To reduce network latency, a Content Delivery Network (CDN) provides a series of alternative servers geographically spread throughout the world. By placing your static images on those servers, they are delivered more quickly, keeping download time to a minimum. In this article, we’ll explore how they work, when to use them, and how they are priced. Ultimately, if they are right for you.
What is a CDN?
Imagine replicating the content of your site on server farms spread throughout the world. When people visit your site, you redirect them to get your content from a site much closer to their physical location. That is basically what a content delivery network, or CDN, provides. It speeds up the delivery of your site’s resources by caching them around the world and thus reducing the distance they have to travel across the network.
How a CDN Works
A CDN works by replicating the static resources of your site and caching them on alternative servers that are geographically dispersed. When a user visits your site, the core and dynamic content is delivered from your site, so you can update it more frequently or just query a local database in real time, but static content, especially images, have their source URLs rewritten to be delivered from geographically dispersed servers.
Image Delivery Without a CDN
Why Is It Adding Performance?
A CDN has a series of nodes or edge servers spread around the globe that cache static resources. When a user tries to load a page from a site that uses a CDN, the page references for the cached content are redirected to the local edge servers. Because much of the content, such as static images, rarely changes, getting the local cached content from the edge servers results in the pages on the site being rendered more quickly. The network latency of the closer content is much shorter than having to make a round-trip to the home server. The edge servers are strategically positioned to improve performance for users who are relatively closer, too. They don’t have to be halfway around the world to see performance improvements. It is just that the further they are from your server, the greater the improvement they’ll see.

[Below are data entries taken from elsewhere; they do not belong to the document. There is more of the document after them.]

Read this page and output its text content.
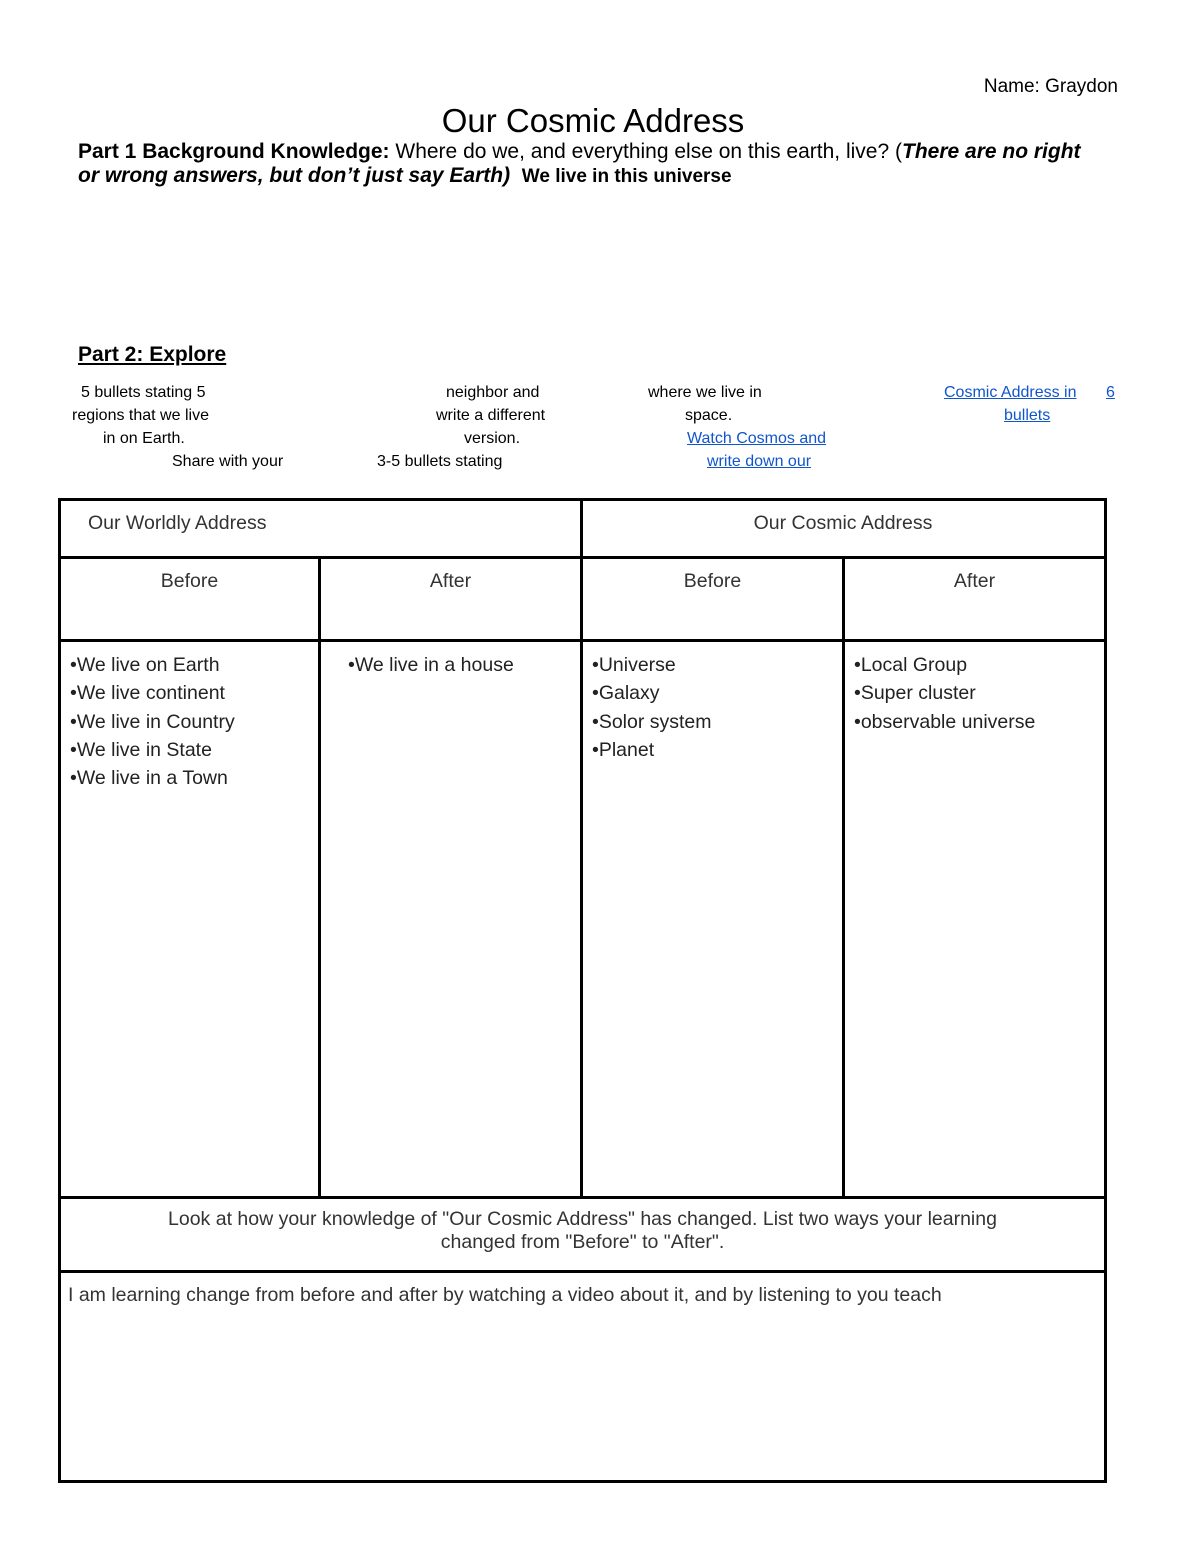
Name: Graydon
Our Cosmic Address
Part 1 Background Knowledge: Where do we, and everything else on this earth, live? (There are no right or wrong answers, but don’t just say Earth) We live in this universe
Part 2: Explore
5 bullets stating 5
regions that we live
in on Earth.
Share with your
neighbor and
write a different
version.
3-5 bullets stating
where we live in
space.
Watch Cosmos and
write down our
Cosmic Address in 6
bullets
Our Worldly Address	Our Cosmic Address
Before	After	Before	After
• We live on Earth
• We live continent
• We live in Country
• We live in State
• We live in a Town
• We live in a house
•	Universe
• Galaxy
• Solor system
• Planet
• Local Group
• Super cluster
• observable universe
Look at how your knowledge of "Our Cosmic Address" has changed. List two ways your learning
changed from "Before" to "After".
I am learning change from before and after by watching a video about it, and by listening to you teach
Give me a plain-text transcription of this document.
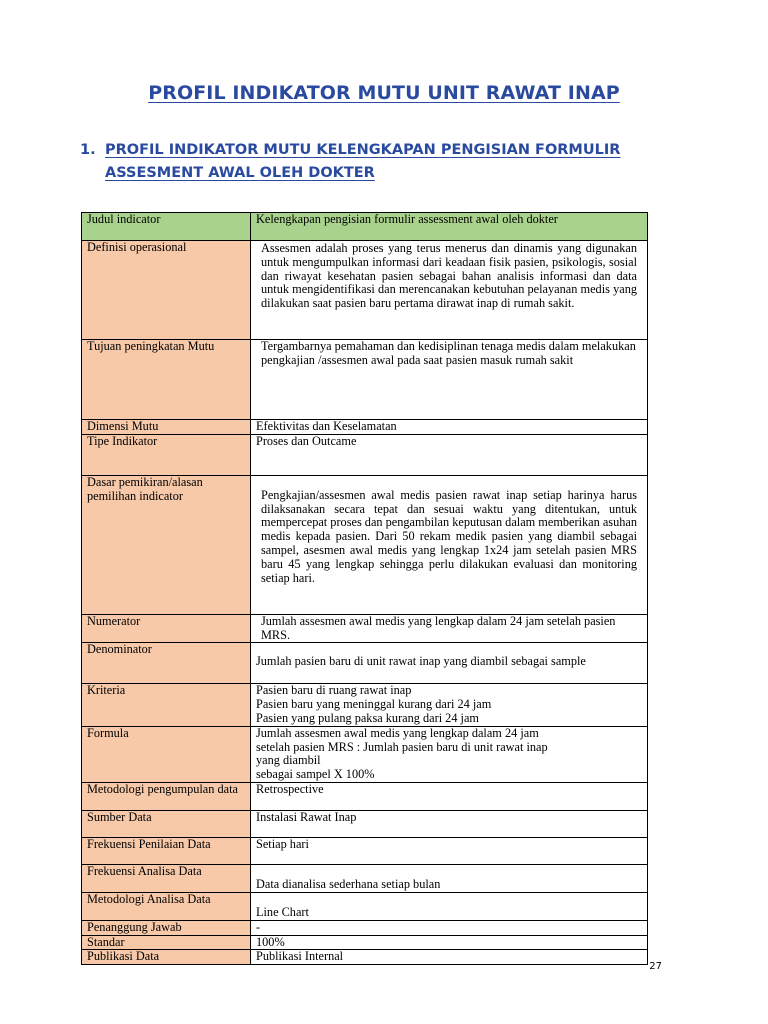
PROFIL INDIKATOR MUTU UNIT RAWAT INAP
1. PROFIL INDIKATOR MUTU KELENGKAPAN PENGISIAN FORMULIR
ASSESMENT AWAL OLEH DOKTER
Judul indicator	Kelengkapan pengisian formulir assessment awal oleh dokter

Definisi operasional	Assesmen adalah proses yang terus menerus dan dinamis yang digunakan untuk mengumpulkan informasi dari keadaan fisik pasien, psikologis, sosial dan riwayat kesehatan pasien sebagai bahan analisis informasi dan data untuk mengidentifikasi dan merencanakan kebutuhan pelayanan medis yang dilakukan saat pasien baru pertama dirawat inap di rumah sakit.

Tujuan peningkatan Mutu	Tergambarnya pemahaman dan kedisiplinan tenaga medis dalam melakukan pengkajian /assesmen awal pada saat pasien masuk rumah sakit

Dimensi Mutu	Efektivitas dan Keselamatan

Tipe Indikator	Proses dan Outcame

Dasar pemikiran/alasan pemilihan indicator	Pengkajian/assesmen awal medis pasien rawat inap setiap harinya harus dilaksanakan secara tepat dan sesuai waktu yang ditentukan, untuk mempercepat proses dan pengambilan keputusan dalam memberikan asuhan medis kepada pasien. Dari 50 rekam medik pasien yang diambil sebagai sampel, asesmen awal medis yang lengkap 1x24 jam setelah pasien MRS baru 45 yang lengkap sehingga perlu dilakukan evaluasi dan monitoring setiap hari.

Numerator	Jumlah assesmen awal medis yang lengkap dalam 24 jam setelah pasien MRS.

Denominator	Jumlah pasien baru di unit rawat inap yang diambil sebagai sample

Kriteria	Pasien baru di ruang rawat inap

Pasien baru yang meninggal kurang dari 24 jam

Pasien yang pulang paksa kurang dari 24 jam

Formula	Jumlah assesmen awal medis yang lengkap dalam 24 jam

setelah pasien MRS : Jumlah pasien baru di unit rawat inap

yang diambil

sebagai sampel X 100%

Metodologi pengumpulan data	Retrospective

Sumber Data	Instalasi Rawat Inap

Frekuensi Penilaian Data	Setiap hari

Frekuensi Analisa Data	Data dianalisa sederhana setiap bulan

Metodologi Analisa Data	Line Chart

Penanggung Jawab	-

Standar	100%

Publikasi Data	Publikasi Internal

27
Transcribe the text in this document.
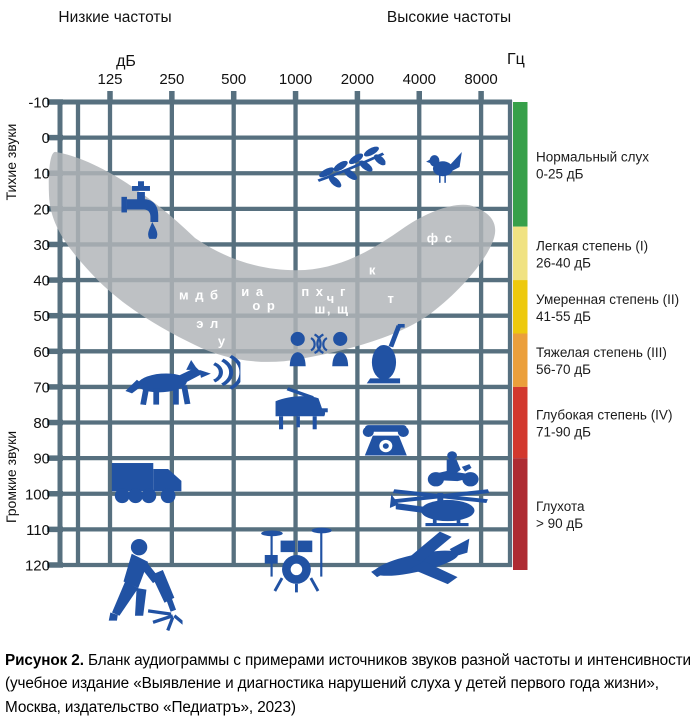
м д б и а
о р
п х ч г
ш, щ
э л
у
к
т
ф с
Нормальный слух
0-25 дБ
Легкая степень (I)
26-40 дБ
Умеренная степень (II)
41-55 дБ
Тяжелая степень (III)
56-70 дБ
Глубокая степень (IV)
71-90 дБ
Глухота
> 90 дБ
125 250 500 1000 2000 4000 8000
-10
0
10
20
30
40
50
60
70
80
90
100
110
120
Низкие частоты	Высокие частоты
дБ	Гц
Тихие звуки
Громкие звуки
Рисунок 2. Бланк аудиограммы с примерами источников звуков разной частоты и интенсивности (учебное издание «Выявление и диагностика нарушений слуха у детей первого года жизни», Москва, издательство «Педиатръ», 2023)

Is It Compatible With Any Website?
Setting up a CDN is not for everyone. While any server can use a CDN, that doesn’t mean every server should. Take bloggers, for instance. People who are using Google’s Blogger.com, are using Google’s hosting and setup and are looking for an easy way to maintain their blogs. If instead they’re on a WordPress.org blog, it is more involved, as they have to find their own hosting, and so on. They are more apt to spend the time to configure their servers to be sped up by a CDN. For larger-scale company sites, it is basically a matter of putting images and other static resources in a new place and redirecting traffic to the new image location. It is that simple. Remember that a CDN is best suitable for caching data that doesn’t change often such as images, java script, etc. Heavy dynamic website might not get significant gain from a CDN use.
Who Should Use a CDN?
Speed is king these days. If you can deliver a way to place an order or get information faster than another site that offers the same thing, people will naturally move toward the faster way, if all else is equal. Google’s algorithms are secret, but it is well-known that faster sites get higher rankings. By using a CDN to allow pages to render faster, you should get higher page rankings. Another benefit of using a CDN is crash resistance. Replicating content on secondary servers reduces the strain on the main server and provides additional locations for retrieving your content. A CDN is especially important during spikes in traffic. For instance, your server can handle the Christmas rush more easily if it only has to deal with orders and not with delivering static images. We all want sites to be rich in multimedia content. That puts a strain on the server to deliver more files.
How Is a CDN Normally Priced?
If a CDN is right for you, how will you be charged? Basically, charges are by the gigabyte and by region. You’re charged based on how much content you need to cache, how much is delivered, and where it goes. If your users are primarily in the English-speaking world, you can purchase CDN coverage in Europe, Australia, and North America. You won’t need server coverage in Asia or South America. Security/secure sockets layer (SSL) requirements are another element when pricing delivery, although images typically don’t need to be delivered securely unless the whole page is secure.
Is a CDN right for you right now? The added cost of a CDN can reduce the needs of your own server farm. It will reduce the load on your server. It will speed up the delivery of your static images. It will help you get better search engine placement, because your site will faster, or it will at least put you on par with other sites that are using CDNs. Improving user experience by being faster is definitely something to consider when looking at a CDN. Consider the options that fit your budget, and give it a try, or just try a free trial somewhere to experience the benefits.